信憑性のない話でも根拠はあるわ。このミアレシティは三千年前、最も大きな戦いがあったと伝わっているわ。そんな場所なら怨念の一つや二つ、残っていても不思議じゃない」

「い、いや~……。ひ、冷えますね」

「そうね。そろそろ日没かしら?」

「と、とにかく貴重な話ありがとうございました! 暗くなる前に帰った方がいいですよ、うん! 本当なら送っていくべきなんでしょうが、また迷ってしまっては本末転倒です。決して幽霊話が怖いわけではなく!!」

「そうね。そういうことにしておきましょう」

 

女性の眼がまるでアトリを値踏みするように細くなる。

果たして彼は動くか、臆して逃げ出すか。

少なくとも腕は立つ。捨て駒としては上等すぎるくらいだ。

成功しても、失敗しても自分たちの組織には何のダメージもない。

 

「じゃあね、貴方なかなか素敵だったわよ」

 

そう言って女性は大人の微笑みを見せる。その甘くも苦い表情は間近で見たアトリの心を掴んで離さない。
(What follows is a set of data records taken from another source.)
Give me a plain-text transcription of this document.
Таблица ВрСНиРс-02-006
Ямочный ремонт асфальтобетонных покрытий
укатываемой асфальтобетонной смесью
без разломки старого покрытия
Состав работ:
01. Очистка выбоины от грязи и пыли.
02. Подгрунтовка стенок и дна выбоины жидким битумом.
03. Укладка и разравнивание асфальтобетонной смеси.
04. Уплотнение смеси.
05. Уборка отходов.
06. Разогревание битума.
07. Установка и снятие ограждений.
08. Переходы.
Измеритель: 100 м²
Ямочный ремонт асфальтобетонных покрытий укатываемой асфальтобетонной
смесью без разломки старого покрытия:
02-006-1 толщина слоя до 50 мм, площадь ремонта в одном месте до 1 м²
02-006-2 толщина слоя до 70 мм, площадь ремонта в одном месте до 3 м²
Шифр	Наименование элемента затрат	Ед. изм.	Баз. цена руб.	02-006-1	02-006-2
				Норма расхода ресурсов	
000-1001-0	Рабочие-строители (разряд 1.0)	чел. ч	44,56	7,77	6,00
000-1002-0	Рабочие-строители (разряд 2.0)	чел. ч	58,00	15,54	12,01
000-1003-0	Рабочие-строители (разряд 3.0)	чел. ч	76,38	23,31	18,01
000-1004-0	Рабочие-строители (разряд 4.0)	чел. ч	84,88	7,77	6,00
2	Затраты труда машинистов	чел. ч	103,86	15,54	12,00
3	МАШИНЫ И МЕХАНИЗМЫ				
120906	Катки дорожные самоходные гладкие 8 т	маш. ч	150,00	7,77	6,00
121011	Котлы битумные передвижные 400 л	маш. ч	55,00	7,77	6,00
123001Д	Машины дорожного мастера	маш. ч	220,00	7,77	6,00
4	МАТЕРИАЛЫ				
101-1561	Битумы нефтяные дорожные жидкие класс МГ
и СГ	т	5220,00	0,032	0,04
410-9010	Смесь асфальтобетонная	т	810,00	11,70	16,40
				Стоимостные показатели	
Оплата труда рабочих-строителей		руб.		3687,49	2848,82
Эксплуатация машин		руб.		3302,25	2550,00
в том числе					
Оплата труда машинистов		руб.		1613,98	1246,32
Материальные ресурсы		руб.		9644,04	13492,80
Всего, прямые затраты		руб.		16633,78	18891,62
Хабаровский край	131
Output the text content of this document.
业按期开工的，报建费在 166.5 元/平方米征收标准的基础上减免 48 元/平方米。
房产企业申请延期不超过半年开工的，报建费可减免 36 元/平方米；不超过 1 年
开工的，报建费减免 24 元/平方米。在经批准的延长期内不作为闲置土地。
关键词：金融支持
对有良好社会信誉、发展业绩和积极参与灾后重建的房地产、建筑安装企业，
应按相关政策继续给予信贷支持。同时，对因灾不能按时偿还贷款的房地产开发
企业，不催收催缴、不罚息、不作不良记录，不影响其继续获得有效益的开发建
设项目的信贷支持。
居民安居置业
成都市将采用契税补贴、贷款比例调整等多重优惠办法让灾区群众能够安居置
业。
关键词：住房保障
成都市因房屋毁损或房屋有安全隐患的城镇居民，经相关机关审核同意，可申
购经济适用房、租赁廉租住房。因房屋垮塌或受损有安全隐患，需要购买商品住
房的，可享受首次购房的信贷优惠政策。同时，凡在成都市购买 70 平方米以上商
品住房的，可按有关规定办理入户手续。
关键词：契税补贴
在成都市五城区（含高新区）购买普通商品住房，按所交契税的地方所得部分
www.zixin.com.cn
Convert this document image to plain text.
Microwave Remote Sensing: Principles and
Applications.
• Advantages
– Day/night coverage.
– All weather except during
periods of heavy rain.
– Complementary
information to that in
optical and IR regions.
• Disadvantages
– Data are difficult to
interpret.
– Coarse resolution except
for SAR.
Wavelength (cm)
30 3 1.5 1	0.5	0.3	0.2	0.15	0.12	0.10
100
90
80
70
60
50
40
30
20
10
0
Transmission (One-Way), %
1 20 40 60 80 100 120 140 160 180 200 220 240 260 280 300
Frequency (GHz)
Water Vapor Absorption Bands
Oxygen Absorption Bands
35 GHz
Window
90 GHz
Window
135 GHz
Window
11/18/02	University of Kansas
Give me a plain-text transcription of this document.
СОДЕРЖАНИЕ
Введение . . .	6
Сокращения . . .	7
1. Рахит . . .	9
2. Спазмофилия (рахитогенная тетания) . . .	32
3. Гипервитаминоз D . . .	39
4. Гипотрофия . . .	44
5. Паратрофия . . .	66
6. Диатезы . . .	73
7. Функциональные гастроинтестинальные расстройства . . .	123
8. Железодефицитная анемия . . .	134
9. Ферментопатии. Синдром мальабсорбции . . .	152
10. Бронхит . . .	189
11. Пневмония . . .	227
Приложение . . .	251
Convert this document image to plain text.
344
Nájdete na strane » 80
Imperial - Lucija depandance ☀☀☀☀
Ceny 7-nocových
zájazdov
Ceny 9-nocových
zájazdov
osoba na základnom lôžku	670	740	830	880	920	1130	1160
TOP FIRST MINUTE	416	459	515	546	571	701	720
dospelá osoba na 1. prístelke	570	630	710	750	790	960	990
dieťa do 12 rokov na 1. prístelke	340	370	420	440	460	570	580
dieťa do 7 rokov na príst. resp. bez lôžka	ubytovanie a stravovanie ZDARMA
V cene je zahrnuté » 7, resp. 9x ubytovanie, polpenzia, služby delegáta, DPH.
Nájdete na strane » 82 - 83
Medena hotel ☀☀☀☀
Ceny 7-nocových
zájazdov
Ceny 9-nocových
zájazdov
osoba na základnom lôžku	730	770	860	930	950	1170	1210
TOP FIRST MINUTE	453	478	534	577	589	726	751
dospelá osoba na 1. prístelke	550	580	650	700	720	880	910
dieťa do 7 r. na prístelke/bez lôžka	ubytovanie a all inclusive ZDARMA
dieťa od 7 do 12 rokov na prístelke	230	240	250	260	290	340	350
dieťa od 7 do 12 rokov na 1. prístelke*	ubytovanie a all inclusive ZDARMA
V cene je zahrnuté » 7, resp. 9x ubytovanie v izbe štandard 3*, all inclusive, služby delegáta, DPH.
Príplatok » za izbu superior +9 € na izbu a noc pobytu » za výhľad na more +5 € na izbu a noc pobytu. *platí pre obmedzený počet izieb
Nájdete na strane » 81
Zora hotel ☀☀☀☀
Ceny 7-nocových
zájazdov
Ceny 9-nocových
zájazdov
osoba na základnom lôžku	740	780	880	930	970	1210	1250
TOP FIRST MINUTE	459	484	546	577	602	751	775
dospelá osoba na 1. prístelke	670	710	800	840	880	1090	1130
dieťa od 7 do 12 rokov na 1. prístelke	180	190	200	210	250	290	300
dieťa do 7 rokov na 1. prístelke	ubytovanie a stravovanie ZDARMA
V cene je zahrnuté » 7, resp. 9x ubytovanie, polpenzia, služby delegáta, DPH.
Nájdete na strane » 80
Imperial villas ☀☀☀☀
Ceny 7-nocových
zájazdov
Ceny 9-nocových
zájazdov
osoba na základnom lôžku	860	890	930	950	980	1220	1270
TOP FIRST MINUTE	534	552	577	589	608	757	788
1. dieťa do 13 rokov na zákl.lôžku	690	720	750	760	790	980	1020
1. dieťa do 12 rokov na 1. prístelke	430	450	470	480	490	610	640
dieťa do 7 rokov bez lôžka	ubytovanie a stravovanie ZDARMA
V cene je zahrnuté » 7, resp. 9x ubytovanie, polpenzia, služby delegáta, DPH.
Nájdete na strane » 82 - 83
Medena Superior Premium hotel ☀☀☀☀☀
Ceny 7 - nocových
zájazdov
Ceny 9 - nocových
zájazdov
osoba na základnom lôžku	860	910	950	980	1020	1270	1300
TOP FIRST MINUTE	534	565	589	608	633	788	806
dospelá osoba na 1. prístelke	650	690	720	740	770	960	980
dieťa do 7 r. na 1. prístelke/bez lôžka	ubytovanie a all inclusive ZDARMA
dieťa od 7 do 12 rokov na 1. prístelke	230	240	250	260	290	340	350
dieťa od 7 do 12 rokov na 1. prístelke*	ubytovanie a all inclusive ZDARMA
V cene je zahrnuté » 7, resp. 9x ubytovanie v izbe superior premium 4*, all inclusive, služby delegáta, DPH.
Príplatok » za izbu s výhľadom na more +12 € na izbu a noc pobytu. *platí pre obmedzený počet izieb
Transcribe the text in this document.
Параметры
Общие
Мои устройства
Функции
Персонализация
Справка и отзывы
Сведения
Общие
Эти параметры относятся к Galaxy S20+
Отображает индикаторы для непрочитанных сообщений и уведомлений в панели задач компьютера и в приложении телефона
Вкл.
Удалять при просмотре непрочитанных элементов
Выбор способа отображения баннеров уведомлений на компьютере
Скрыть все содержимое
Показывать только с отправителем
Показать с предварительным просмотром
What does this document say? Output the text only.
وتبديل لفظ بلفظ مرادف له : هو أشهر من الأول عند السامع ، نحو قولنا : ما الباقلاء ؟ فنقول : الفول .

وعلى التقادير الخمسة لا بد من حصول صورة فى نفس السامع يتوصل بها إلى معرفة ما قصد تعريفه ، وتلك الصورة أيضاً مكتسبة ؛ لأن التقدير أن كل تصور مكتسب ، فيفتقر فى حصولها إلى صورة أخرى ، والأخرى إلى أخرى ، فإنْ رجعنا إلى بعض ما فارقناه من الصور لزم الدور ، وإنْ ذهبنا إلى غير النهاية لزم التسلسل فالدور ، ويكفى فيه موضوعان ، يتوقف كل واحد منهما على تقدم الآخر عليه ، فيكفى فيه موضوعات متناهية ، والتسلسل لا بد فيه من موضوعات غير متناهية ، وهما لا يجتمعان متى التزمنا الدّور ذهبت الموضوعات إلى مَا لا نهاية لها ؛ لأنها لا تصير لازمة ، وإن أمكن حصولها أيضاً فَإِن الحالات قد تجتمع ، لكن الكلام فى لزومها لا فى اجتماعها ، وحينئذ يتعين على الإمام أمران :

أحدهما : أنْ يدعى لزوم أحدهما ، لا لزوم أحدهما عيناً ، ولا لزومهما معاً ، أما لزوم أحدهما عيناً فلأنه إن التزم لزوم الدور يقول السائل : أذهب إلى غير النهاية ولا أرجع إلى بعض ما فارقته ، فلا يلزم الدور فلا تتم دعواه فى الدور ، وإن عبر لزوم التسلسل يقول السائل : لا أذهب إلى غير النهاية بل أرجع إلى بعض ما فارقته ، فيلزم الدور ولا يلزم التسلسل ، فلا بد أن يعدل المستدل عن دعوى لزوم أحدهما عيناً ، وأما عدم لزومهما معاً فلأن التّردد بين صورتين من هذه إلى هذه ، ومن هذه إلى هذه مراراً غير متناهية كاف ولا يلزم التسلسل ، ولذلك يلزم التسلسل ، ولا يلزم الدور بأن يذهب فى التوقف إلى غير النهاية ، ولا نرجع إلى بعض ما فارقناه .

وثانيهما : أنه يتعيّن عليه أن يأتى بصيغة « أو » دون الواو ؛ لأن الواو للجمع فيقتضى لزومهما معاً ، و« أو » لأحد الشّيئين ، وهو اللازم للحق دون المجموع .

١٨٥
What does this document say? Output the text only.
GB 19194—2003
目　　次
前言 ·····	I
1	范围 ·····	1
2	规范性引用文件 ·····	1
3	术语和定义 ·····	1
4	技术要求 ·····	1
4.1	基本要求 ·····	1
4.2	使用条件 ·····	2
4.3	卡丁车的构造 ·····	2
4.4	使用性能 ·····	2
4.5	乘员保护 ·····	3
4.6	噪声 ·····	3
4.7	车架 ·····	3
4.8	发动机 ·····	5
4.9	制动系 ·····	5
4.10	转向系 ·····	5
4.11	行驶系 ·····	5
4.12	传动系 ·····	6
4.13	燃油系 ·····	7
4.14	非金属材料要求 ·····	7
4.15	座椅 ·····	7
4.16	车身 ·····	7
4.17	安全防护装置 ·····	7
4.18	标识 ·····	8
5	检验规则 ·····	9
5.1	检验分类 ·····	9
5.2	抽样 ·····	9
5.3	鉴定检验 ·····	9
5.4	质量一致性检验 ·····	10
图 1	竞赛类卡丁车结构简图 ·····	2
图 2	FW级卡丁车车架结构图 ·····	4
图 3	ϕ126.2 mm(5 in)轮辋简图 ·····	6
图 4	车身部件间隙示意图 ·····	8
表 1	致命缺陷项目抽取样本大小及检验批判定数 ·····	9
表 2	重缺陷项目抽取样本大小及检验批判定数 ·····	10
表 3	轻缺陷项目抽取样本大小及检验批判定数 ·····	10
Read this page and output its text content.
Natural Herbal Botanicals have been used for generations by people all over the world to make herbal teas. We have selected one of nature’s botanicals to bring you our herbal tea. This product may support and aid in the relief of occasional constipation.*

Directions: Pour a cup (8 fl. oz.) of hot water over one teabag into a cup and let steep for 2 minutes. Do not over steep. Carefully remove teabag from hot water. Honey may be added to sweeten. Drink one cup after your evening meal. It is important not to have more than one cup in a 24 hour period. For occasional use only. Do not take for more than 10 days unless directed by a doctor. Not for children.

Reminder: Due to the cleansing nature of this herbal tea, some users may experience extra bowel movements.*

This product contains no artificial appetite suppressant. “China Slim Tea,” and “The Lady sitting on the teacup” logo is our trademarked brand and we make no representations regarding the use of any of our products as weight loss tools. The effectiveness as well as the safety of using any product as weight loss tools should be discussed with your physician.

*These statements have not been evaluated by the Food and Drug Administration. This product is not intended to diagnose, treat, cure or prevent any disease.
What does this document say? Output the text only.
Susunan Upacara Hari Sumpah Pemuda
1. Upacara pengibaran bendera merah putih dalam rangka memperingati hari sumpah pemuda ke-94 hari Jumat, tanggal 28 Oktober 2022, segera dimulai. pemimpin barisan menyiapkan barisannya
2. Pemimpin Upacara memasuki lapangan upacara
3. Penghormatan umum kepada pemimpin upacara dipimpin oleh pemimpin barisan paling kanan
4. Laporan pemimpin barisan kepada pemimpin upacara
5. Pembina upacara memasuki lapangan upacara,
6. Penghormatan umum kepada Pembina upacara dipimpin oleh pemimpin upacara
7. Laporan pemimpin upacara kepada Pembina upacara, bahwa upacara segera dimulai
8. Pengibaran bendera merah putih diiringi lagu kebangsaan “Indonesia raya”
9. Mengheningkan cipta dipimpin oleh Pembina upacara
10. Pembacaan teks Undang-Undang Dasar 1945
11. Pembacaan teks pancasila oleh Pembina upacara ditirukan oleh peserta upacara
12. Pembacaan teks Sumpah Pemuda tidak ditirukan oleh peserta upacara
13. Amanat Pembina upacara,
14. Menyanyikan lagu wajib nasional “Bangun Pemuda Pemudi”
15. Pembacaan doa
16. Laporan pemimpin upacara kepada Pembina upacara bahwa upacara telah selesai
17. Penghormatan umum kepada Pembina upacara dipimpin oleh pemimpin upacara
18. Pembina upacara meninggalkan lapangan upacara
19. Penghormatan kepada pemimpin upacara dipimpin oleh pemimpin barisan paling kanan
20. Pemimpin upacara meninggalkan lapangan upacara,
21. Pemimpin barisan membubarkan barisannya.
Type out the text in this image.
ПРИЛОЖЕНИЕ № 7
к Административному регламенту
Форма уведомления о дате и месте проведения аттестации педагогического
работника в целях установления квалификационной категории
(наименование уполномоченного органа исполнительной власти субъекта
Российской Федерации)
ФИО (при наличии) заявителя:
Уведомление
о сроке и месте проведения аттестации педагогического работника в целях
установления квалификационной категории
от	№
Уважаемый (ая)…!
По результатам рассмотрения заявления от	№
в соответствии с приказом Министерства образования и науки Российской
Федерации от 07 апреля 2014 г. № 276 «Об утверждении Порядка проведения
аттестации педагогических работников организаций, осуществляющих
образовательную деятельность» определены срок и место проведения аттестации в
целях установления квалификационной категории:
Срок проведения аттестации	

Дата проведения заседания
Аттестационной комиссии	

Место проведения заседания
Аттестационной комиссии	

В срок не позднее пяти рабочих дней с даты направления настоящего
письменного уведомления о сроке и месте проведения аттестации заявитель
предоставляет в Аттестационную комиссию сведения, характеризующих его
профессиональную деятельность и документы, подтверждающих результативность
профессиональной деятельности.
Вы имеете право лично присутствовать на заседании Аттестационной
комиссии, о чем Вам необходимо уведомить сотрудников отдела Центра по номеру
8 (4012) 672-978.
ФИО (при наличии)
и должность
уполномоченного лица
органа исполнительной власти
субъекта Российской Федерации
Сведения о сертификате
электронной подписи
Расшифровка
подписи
アトリの頬に唇を寄せて去っていく。アトリは小さくなっていく彼女の背中から視線を外すことが出来なかった。

 

「素敵、かぁ~」

 

今まで全く縁のなかった形容詞を自分に使われ、浮かれずにいられる人間がいるだろうか。いや、いない!

去って行った彼女の唇の柔らかさを思い返し、相乗効果で口元がだらしなく開いた。

 

「へえ? 楽しそうじゃない」

 

不意にかけられた聞き覚えがあり過ぎる声に血の気が一気に引いた。

ギギギ、と壊れたブリキ人形の様な動作で後ろを振り向く。

アトリの背後に立っていたのは自他ともに認める彼のライバルの少女――セレナである。

彼女の表情は満面の笑顔。だが、その眼はまったく笑っていない。

正直言って最高に怖い。半端ではないプレッシャーで冷や汗が止まらない。

その上、心なしかセレナの方からダイヤモンドダストが飛んできているような気がする。

 

「『私を追ってきてくれる』って言ってたのに、こんなところであんな美人とデート? 随分と余裕ですね、アトリさんは」

「えっと……、違うんだセレナ。オレの話を聞け! 二分だけでもいい!」

 

まるで浮気現場を押さえられた夫の様な台詞だが、アトリの心情的にはあながち間違いとは言い難い。アトリの必死の弁明に対し、セレナが浮かべるのは冷笑で応えた。

 

「関係ないわ。私とあなたはただのライバル。それ以上でもそれ以下でもないんだから」

「わ~おッ! 絶対零度ぉッ」

 

いつもの軽口もどこか寒々しい。

心底不愉快そうに鼻を鳴らし、研究所の中へと入っていった。

取り付く島もなく、手を伸ばし途方に暮れるアトリ。その様子を少し後ろで撮影していたサナがポン、と彼の肩を叩いた。

 

「……サナ」

「浮気サイッテー♪」

「ち、違うんだァァァァァァァァァァァァッ!!!!!!!!」

 

アトリの悲痛な叫びが夕暮れのミアレシティに空しく響いた。